Archive for January, 2010

“Scrambling and phrase structure in synchronic and diachronic perspective” (a new PhD dissertation)

January 17, 2010

A new PhD dissertation by Joel C. Wallenberg at University of Pennsylvania.

Title: “Antisymmetry and the Conservation of c-command: Scrambling and Phrase Structure in Synchronic and Diachronic Perspective.”

Advertisements

Linguistic Web Initiative

January 10, 2010

Language Faculty

Language Faculty is the unique natural human ability to process complex syntactic structures.  Together with the “conceptual-intentional” and “senso-motor” subsystems, it facilitates the human abilities of understanding and speech.

Language Faculty is a subject of study by theoretical linguists.

Theoretical Linguistics

After many years of intensive research in the field of theoretical linguistics, there has been significant progress in the deciphering of the general properties of human language. The recent expansion of research beyond English and other familiar European languages has enabled the refinement and verification of the central discoveries of theoretical linguistics.

Software startups compete in how many decades of fruitful research in theoretical linguistics they choose to ignore. A typical startup skips four or five. One of the leading linguistic companies is way ahead by using a linguistic parser that implements the state of the art linguistic framework from the late eighties…

Meaning Description Language

Relying on outdated theoretical frameworks is not the only problem of today’s linguistic technologies.  Another problem is the fact that the output produced is a complex and model-dependent parse tree. This does not provide application developers with any significant advantage in comparison to dealing with plain text directly.

The progress achieved by theoretical linguistics in the study of the human Language Faculty has opened the possibility of expressing at least the partial meaning of the natural language phrases in a way which is precise and scientifically sound.

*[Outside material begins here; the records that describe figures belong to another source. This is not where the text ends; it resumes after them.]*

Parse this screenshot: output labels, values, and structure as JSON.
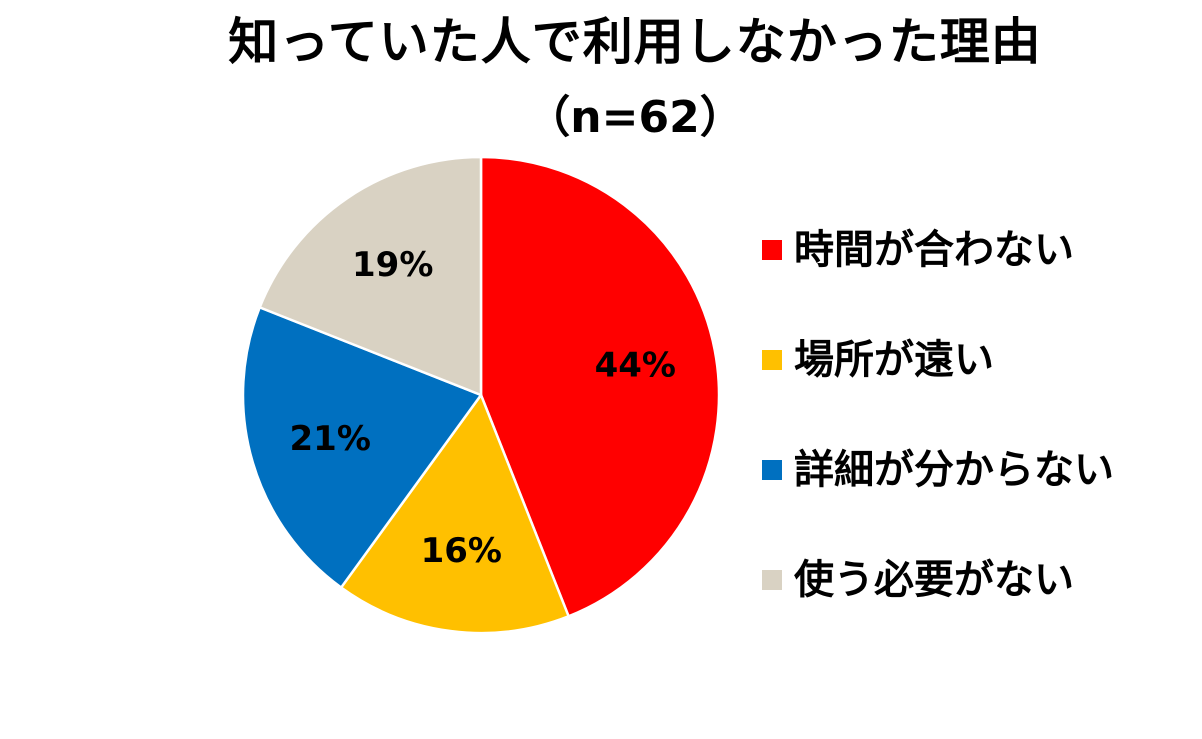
{
  "chart_data": {
    "type": "pie",
    "title": "知っていた人で利用しなかった理由",
    "subtitle": "（n=62）",
    "legend_position": "right",
    "unit": "%",
    "slices": [
      {
        "label": "時間が合わない",
        "value": 44,
        "value_text": "44%",
        "color": "#ff0000"
      },
      {
        "label": "場所が遠い",
        "value": 16,
        "value_text": "16%",
        "color": "#ffc000"
      },
      {
        "label": "詳細が分からない",
        "value": 21,
        "value_text": "21%",
        "color": "#0070c0"
      },
      {
        "label": "使う必要がない",
        "value": 19,
        "value_text": "19%",
        "color": "#d9d2c3"
      }
    ],
    "start_angle_deg": 0,
    "direction": "clockwise",
    "slice_border_color": "#ffffff"
  }
}
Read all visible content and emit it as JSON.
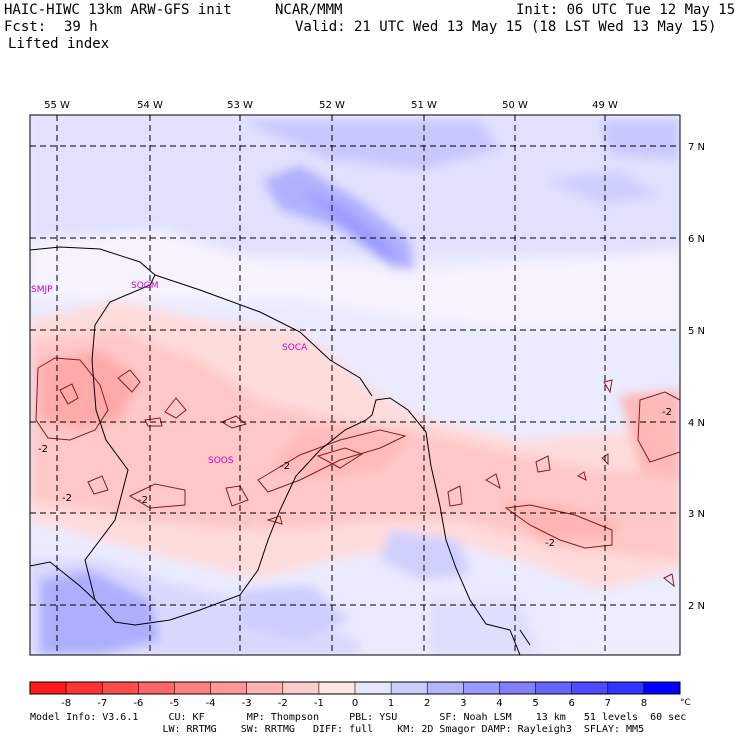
{
  "header": {
    "model": "HAIC-HIWC 13km ARW-GFS init",
    "org": "NCAR/MMM",
    "init": "Init: 06 UTC Tue 12 May 15",
    "fcst_label": "Fcst:",
    "fcst_value": "39 h",
    "valid": "Valid: 21 UTC Wed 13 May 15 (18 LST Wed 13 May 15)",
    "field": "Lifted index"
  },
  "map": {
    "lon_labels": [
      "55 W",
      "54 W",
      "53 W",
      "52 W",
      "51 W",
      "50 W",
      "49 W"
    ],
    "lat_labels": [
      "7 N",
      "6 N",
      "5 N",
      "4 N",
      "3 N",
      "2 N"
    ],
    "stations": [
      "SMJP",
      "SOGM",
      "SOCA",
      "SOOS"
    ],
    "contour_labels": [
      "-2",
      "-2",
      "-2",
      "-2",
      "-2",
      "-2"
    ]
  },
  "colorbar": {
    "ticks": [
      "-8",
      "-7",
      "-6",
      "-5",
      "-4",
      "-3",
      "-2",
      "-1",
      "0",
      "1",
      "2",
      "3",
      "4",
      "5",
      "6",
      "7",
      "8"
    ],
    "unit": "°C",
    "colors": [
      "#ff1a1a",
      "#ff3333",
      "#ff4d4d",
      "#ff6666",
      "#ff8080",
      "#ff9999",
      "#ffb3b3",
      "#ffcccc",
      "#ffe6e6",
      "#e6e6ff",
      "#ccccff",
      "#b3b3ff",
      "#9999ff",
      "#8080ff",
      "#6666ff",
      "#4d4dff",
      "#3333ff",
      "#0000ff"
    ]
  },
  "footer": {
    "line1": "Model Info: V3.6.1     CU: KF       MP: Thompson     PBL: YSU       SF: Noah LSM    13 km   51 levels  60 sec",
    "line2": "                      LW: RRTMG    SW: RRTMG   DIFF: full    KM: 2D Smagor DAMP: Rayleigh3  SFLAY: MM5"
  }
}
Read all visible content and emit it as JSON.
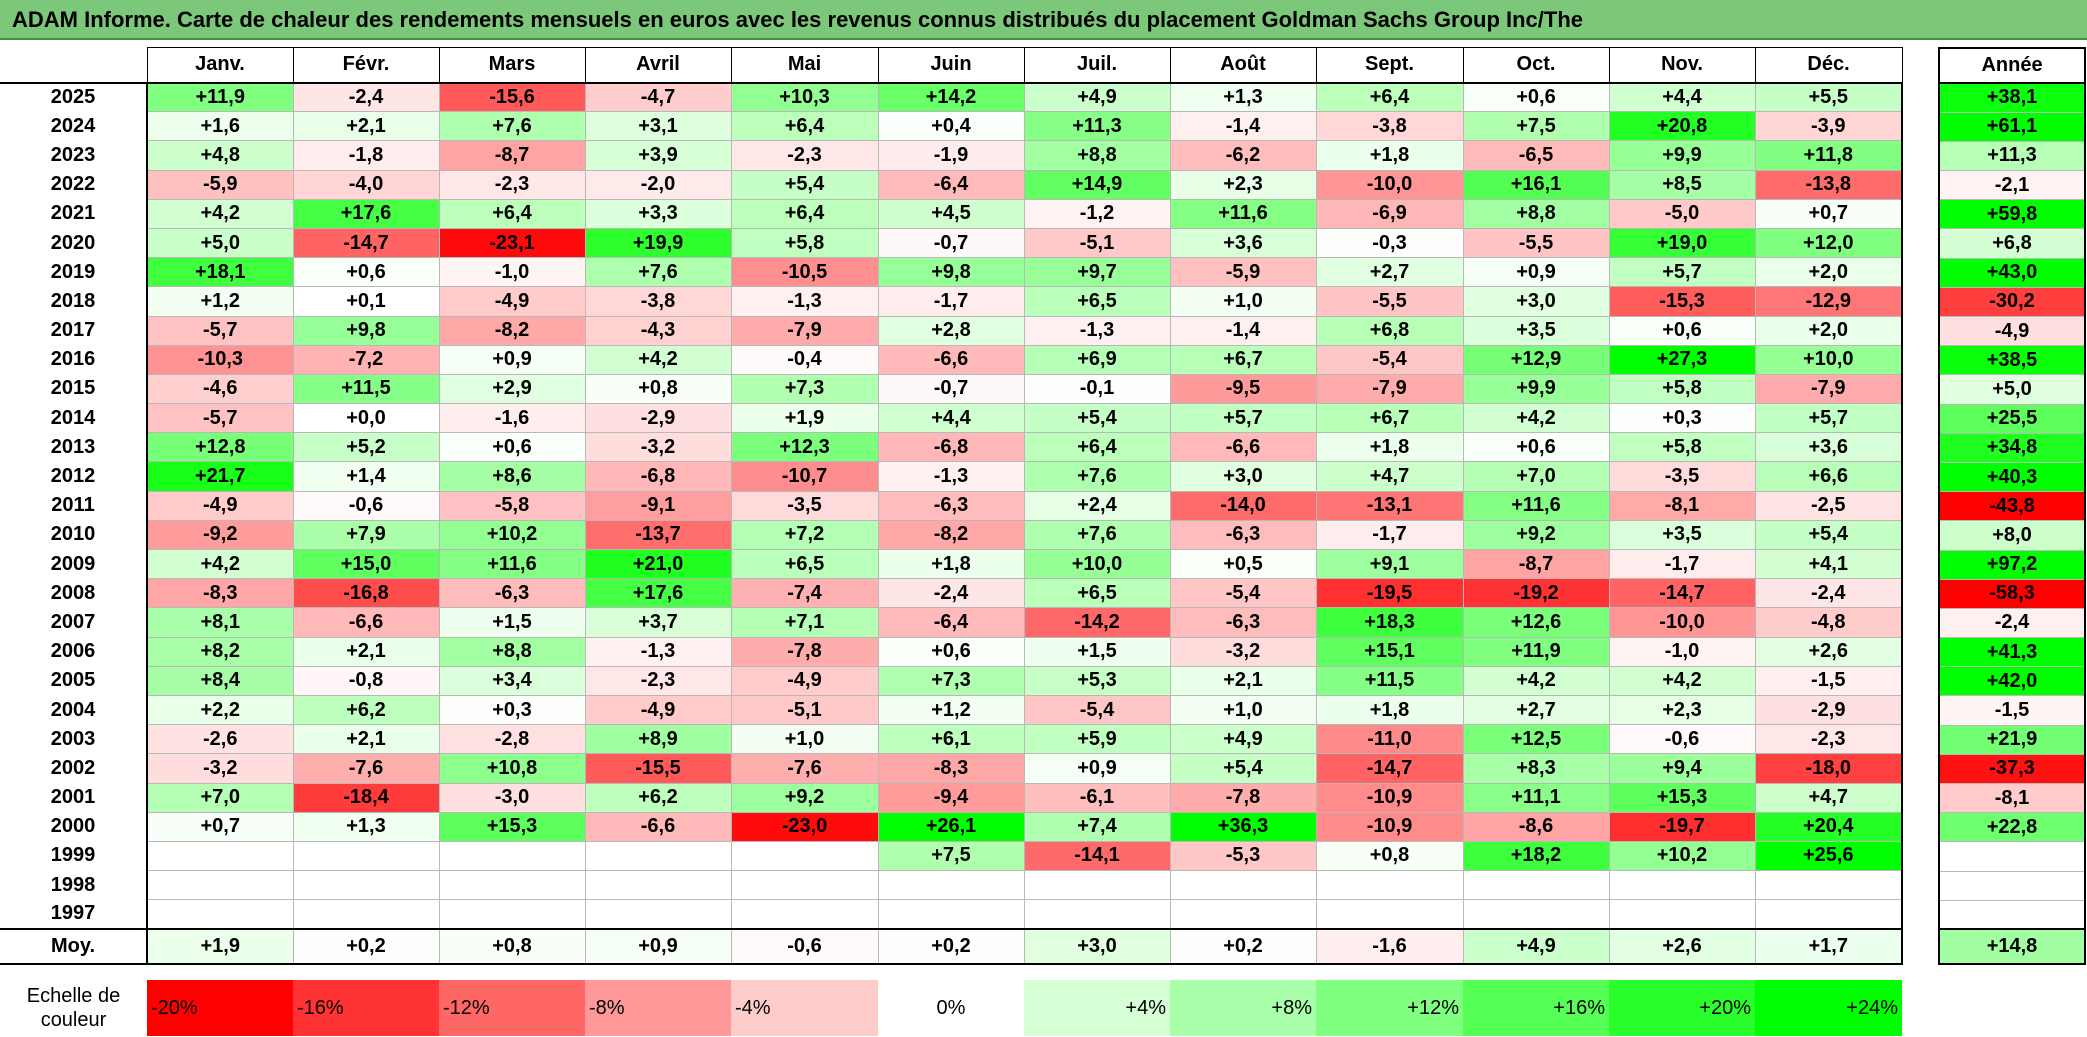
{
  "title": "ADAM Informe. Carte de chaleur des rendements mensuels en euros avec les revenus connus distribués du placement Goldman Sachs Group Inc/The",
  "chart_data": {
    "type": "heatmap",
    "title": "ADAM Informe. Carte de chaleur des rendements mensuels en euros avec les revenus connus distribués du placement Goldman Sachs Group Inc/The",
    "columns": [
      "Janv.",
      "Févr.",
      "Mars",
      "Avril",
      "Mai",
      "Juin",
      "Juil.",
      "Août",
      "Sept.",
      "Oct.",
      "Nov.",
      "Déc."
    ],
    "year_header": "Année",
    "rows": [
      {
        "year": "2025",
        "values": [
          "+11,9",
          "-2,4",
          "-15,6",
          "-4,7",
          "+10,3",
          "+14,2",
          "+4,9",
          "+1,3",
          "+6,4",
          "+0,6",
          "+4,4",
          "+5,5"
        ],
        "annual": "+38,1"
      },
      {
        "year": "2024",
        "values": [
          "+1,6",
          "+2,1",
          "+7,6",
          "+3,1",
          "+6,4",
          "+0,4",
          "+11,3",
          "-1,4",
          "-3,8",
          "+7,5",
          "+20,8",
          "-3,9"
        ],
        "annual": "+61,1"
      },
      {
        "year": "2023",
        "values": [
          "+4,8",
          "-1,8",
          "-8,7",
          "+3,9",
          "-2,3",
          "-1,9",
          "+8,8",
          "-6,2",
          "+1,8",
          "-6,5",
          "+9,9",
          "+11,8"
        ],
        "annual": "+11,3"
      },
      {
        "year": "2022",
        "values": [
          "-5,9",
          "-4,0",
          "-2,3",
          "-2,0",
          "+5,4",
          "-6,4",
          "+14,9",
          "+2,3",
          "-10,0",
          "+16,1",
          "+8,5",
          "-13,8"
        ],
        "annual": "-2,1"
      },
      {
        "year": "2021",
        "values": [
          "+4,2",
          "+17,6",
          "+6,4",
          "+3,3",
          "+6,4",
          "+4,5",
          "-1,2",
          "+11,6",
          "-6,9",
          "+8,8",
          "-5,0",
          "+0,7"
        ],
        "annual": "+59,8"
      },
      {
        "year": "2020",
        "values": [
          "+5,0",
          "-14,7",
          "-23,1",
          "+19,9",
          "+5,8",
          "-0,7",
          "-5,1",
          "+3,6",
          "-0,3",
          "-5,5",
          "+19,0",
          "+12,0"
        ],
        "annual": "+6,8"
      },
      {
        "year": "2019",
        "values": [
          "+18,1",
          "+0,6",
          "-1,0",
          "+7,6",
          "-10,5",
          "+9,8",
          "+9,7",
          "-5,9",
          "+2,7",
          "+0,9",
          "+5,7",
          "+2,0"
        ],
        "annual": "+43,0"
      },
      {
        "year": "2018",
        "values": [
          "+1,2",
          "+0,1",
          "-4,9",
          "-3,8",
          "-1,3",
          "-1,7",
          "+6,5",
          "+1,0",
          "-5,5",
          "+3,0",
          "-15,3",
          "-12,9"
        ],
        "annual": "-30,2"
      },
      {
        "year": "2017",
        "values": [
          "-5,7",
          "+9,8",
          "-8,2",
          "-4,3",
          "-7,9",
          "+2,8",
          "-1,3",
          "-1,4",
          "+6,8",
          "+3,5",
          "+0,6",
          "+2,0"
        ],
        "annual": "-4,9"
      },
      {
        "year": "2016",
        "values": [
          "-10,3",
          "-7,2",
          "+0,9",
          "+4,2",
          "-0,4",
          "-6,6",
          "+6,9",
          "+6,7",
          "-5,4",
          "+12,9",
          "+27,3",
          "+10,0"
        ],
        "annual": "+38,5"
      },
      {
        "year": "2015",
        "values": [
          "-4,6",
          "+11,5",
          "+2,9",
          "+0,8",
          "+7,3",
          "-0,7",
          "-0,1",
          "-9,5",
          "-7,9",
          "+9,9",
          "+5,8",
          "-7,9"
        ],
        "annual": "+5,0"
      },
      {
        "year": "2014",
        "values": [
          "-5,7",
          "+0,0",
          "-1,6",
          "-2,9",
          "+1,9",
          "+4,4",
          "+5,4",
          "+5,7",
          "+6,7",
          "+4,2",
          "+0,3",
          "+5,7"
        ],
        "annual": "+25,5"
      },
      {
        "year": "2013",
        "values": [
          "+12,8",
          "+5,2",
          "+0,6",
          "-3,2",
          "+12,3",
          "-6,8",
          "+6,4",
          "-6,6",
          "+1,8",
          "+0,6",
          "+5,8",
          "+3,6"
        ],
        "annual": "+34,8"
      },
      {
        "year": "2012",
        "values": [
          "+21,7",
          "+1,4",
          "+8,6",
          "-6,8",
          "-10,7",
          "-1,3",
          "+7,6",
          "+3,0",
          "+4,7",
          "+7,0",
          "-3,5",
          "+6,6"
        ],
        "annual": "+40,3"
      },
      {
        "year": "2011",
        "values": [
          "-4,9",
          "-0,6",
          "-5,8",
          "-9,1",
          "-3,5",
          "-6,3",
          "+2,4",
          "-14,0",
          "-13,1",
          "+11,6",
          "-8,1",
          "-2,5"
        ],
        "annual": "-43,8"
      },
      {
        "year": "2010",
        "values": [
          "-9,2",
          "+7,9",
          "+10,2",
          "-13,7",
          "+7,2",
          "-8,2",
          "+7,6",
          "-6,3",
          "-1,7",
          "+9,2",
          "+3,5",
          "+5,4"
        ],
        "annual": "+8,0"
      },
      {
        "year": "2009",
        "values": [
          "+4,2",
          "+15,0",
          "+11,6",
          "+21,0",
          "+6,5",
          "+1,8",
          "+10,0",
          "+0,5",
          "+9,1",
          "-8,7",
          "-1,7",
          "+4,1"
        ],
        "annual": "+97,2"
      },
      {
        "year": "2008",
        "values": [
          "-8,3",
          "-16,8",
          "-6,3",
          "+17,6",
          "-7,4",
          "-2,4",
          "+6,5",
          "-5,4",
          "-19,5",
          "-19,2",
          "-14,7",
          "-2,4"
        ],
        "annual": "-58,3"
      },
      {
        "year": "2007",
        "values": [
          "+8,1",
          "-6,6",
          "+1,5",
          "+3,7",
          "+7,1",
          "-6,4",
          "-14,2",
          "-6,3",
          "+18,3",
          "+12,6",
          "-10,0",
          "-4,8"
        ],
        "annual": "-2,4"
      },
      {
        "year": "2006",
        "values": [
          "+8,2",
          "+2,1",
          "+8,8",
          "-1,3",
          "-7,8",
          "+0,6",
          "+1,5",
          "-3,2",
          "+15,1",
          "+11,9",
          "-1,0",
          "+2,6"
        ],
        "annual": "+41,3"
      },
      {
        "year": "2005",
        "values": [
          "+8,4",
          "-0,8",
          "+3,4",
          "-2,3",
          "-4,9",
          "+7,3",
          "+5,3",
          "+2,1",
          "+11,5",
          "+4,2",
          "+4,2",
          "-1,5"
        ],
        "annual": "+42,0"
      },
      {
        "year": "2004",
        "values": [
          "+2,2",
          "+6,2",
          "+0,3",
          "-4,9",
          "-5,1",
          "+1,2",
          "-5,4",
          "+1,0",
          "+1,8",
          "+2,7",
          "+2,3",
          "-2,9"
        ],
        "annual": "-1,5"
      },
      {
        "year": "2003",
        "values": [
          "-2,6",
          "+2,1",
          "-2,8",
          "+8,9",
          "+1,0",
          "+6,1",
          "+5,9",
          "+4,9",
          "-11,0",
          "+12,5",
          "-0,6",
          "-2,3"
        ],
        "annual": "+21,9"
      },
      {
        "year": "2002",
        "values": [
          "-3,2",
          "-7,6",
          "+10,8",
          "-15,5",
          "-7,6",
          "-8,3",
          "+0,9",
          "+5,4",
          "-14,7",
          "+8,3",
          "+9,4",
          "-18,0"
        ],
        "annual": "-37,3"
      },
      {
        "year": "2001",
        "values": [
          "+7,0",
          "-18,4",
          "-3,0",
          "+6,2",
          "+9,2",
          "-9,4",
          "-6,1",
          "-7,8",
          "-10,9",
          "+11,1",
          "+15,3",
          "+4,7"
        ],
        "annual": "-8,1"
      },
      {
        "year": "2000",
        "values": [
          "+0,7",
          "+1,3",
          "+15,3",
          "-6,6",
          "-23,0",
          "+26,1",
          "+7,4",
          "+36,3",
          "-10,9",
          "-8,6",
          "-19,7",
          "+20,4"
        ],
        "annual": "+22,8"
      },
      {
        "year": "1999",
        "values": [
          "",
          "",
          "",
          "",
          "",
          "+7,5",
          "-14,1",
          "-5,3",
          "+0,8",
          "+18,2",
          "+10,2",
          "+25,6"
        ],
        "annual": ""
      },
      {
        "year": "1998",
        "values": [
          "",
          "",
          "",
          "",
          "",
          "",
          "",
          "",
          "",
          "",
          "",
          ""
        ],
        "annual": ""
      },
      {
        "year": "1997",
        "values": [
          "",
          "",
          "",
          "",
          "",
          "",
          "",
          "",
          "",
          "",
          "",
          ""
        ],
        "annual": ""
      }
    ],
    "average": {
      "label": "Moy.",
      "values": [
        "+1,9",
        "+0,2",
        "+0,8",
        "+0,9",
        "-0,6",
        "+0,2",
        "+3,0",
        "+0,2",
        "-1,6",
        "+4,9",
        "+2,6",
        "+1,7"
      ],
      "annual": "+14,8"
    },
    "color_scale": {
      "label": "Echelle de couleur",
      "steps": [
        "-20%",
        "-16%",
        "-12%",
        "-8%",
        "-4%",
        "0%",
        "+4%",
        "+8%",
        "+12%",
        "+16%",
        "+20%",
        "+24%"
      ],
      "negative_color": "#ff0000",
      "zero_color": "#ffffff",
      "positive_color": "#00ff00"
    }
  }
}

The early version of this idea was awarded the 2007 Horizon Award by Computerworld.

Linguistic Web

Standardization of the Meaning Description Language will enable the clear division of labor between providers of linguistic analysis technology on the one side, and the application developers on the other.  While Linguistic intelligence companies will provide the service of translating the natural language to the standard formal meaning description language, the language oriented applications will put these results to practical use.  This, in turn, makes the Linguistic Web possible.

The Scientific Infrastructure for the Linguistic Web

January 5, 2010

There are two major pre-requisites for the emergence of the Linguistic Web:

1) A solid Linguistic Parser

2) An extensive Lexical Semantic Database

Not only do these two elements need to exist – they must also be generally available to developers worldwide. We will now examine what is the current status of each one of these two crucial components of the Linguistic Web.

Linguistic Parser

Just about everybody has heard about the big buzz generated by Powerset’s acquisition by Microsoft. This is just an example of the magnitude of effort needed for the development of realistic, industrial strength linguistic software.  

Scientific linguistic technology necessitates a very long period of development and significant financial investment.  Powerset’s collection of natural language technologies incorporates over 25 years of intense scientific research, which originated at the PARC (Palo Alto Research Center). 

After all this invested effort in research and development, it is not clear what the policy of Microsoft will be in regards to making their sophisticated linguistic platform generally available.   

And yet, there are other players on the block with advanced linguistic parsers, who just may go ahead and make available the scientific technology which can be used in the Linguistic Web for the massive production of language oriented applications.

Lexical Semantic Database

To meet the requirements of the Linguistic Web, any Semantic Ontology must be constructed in terms of natural semantic concepts used by Language Faculty (FL), the basis for the inborn human ability to process language.

What is needed is something such as the “Semantic Map” developed by Cognition Technologies.  It took more than 20 years to build, and is probably the largest scientific linguistic database for English in the industry.

Is there a comparable Lexical Semantic Database available for everyone? Not at the moment. Perhaps what is needed is a Wikipedia-type collective effort in order to build a global Lexical Semantic Database. Obviously, this effort must be in sync with the accumulated insights of the last 60 years of intense research in theoretical linguistics. 

Conclusions

Any way you look at it, an infrastructure which contains both a Linguistic Parser and a Lexical Semantic Database will be needed in order to jumpstart the Linguistic Web.

Imagine the economical impact of all these various natural language solutions, in all the major languages, being developed worldwide, all using the same underlying linguistic platform. Of course, a new standard format for the representation of Natural Language Objects will also be necessary, but this is a subject for another posting.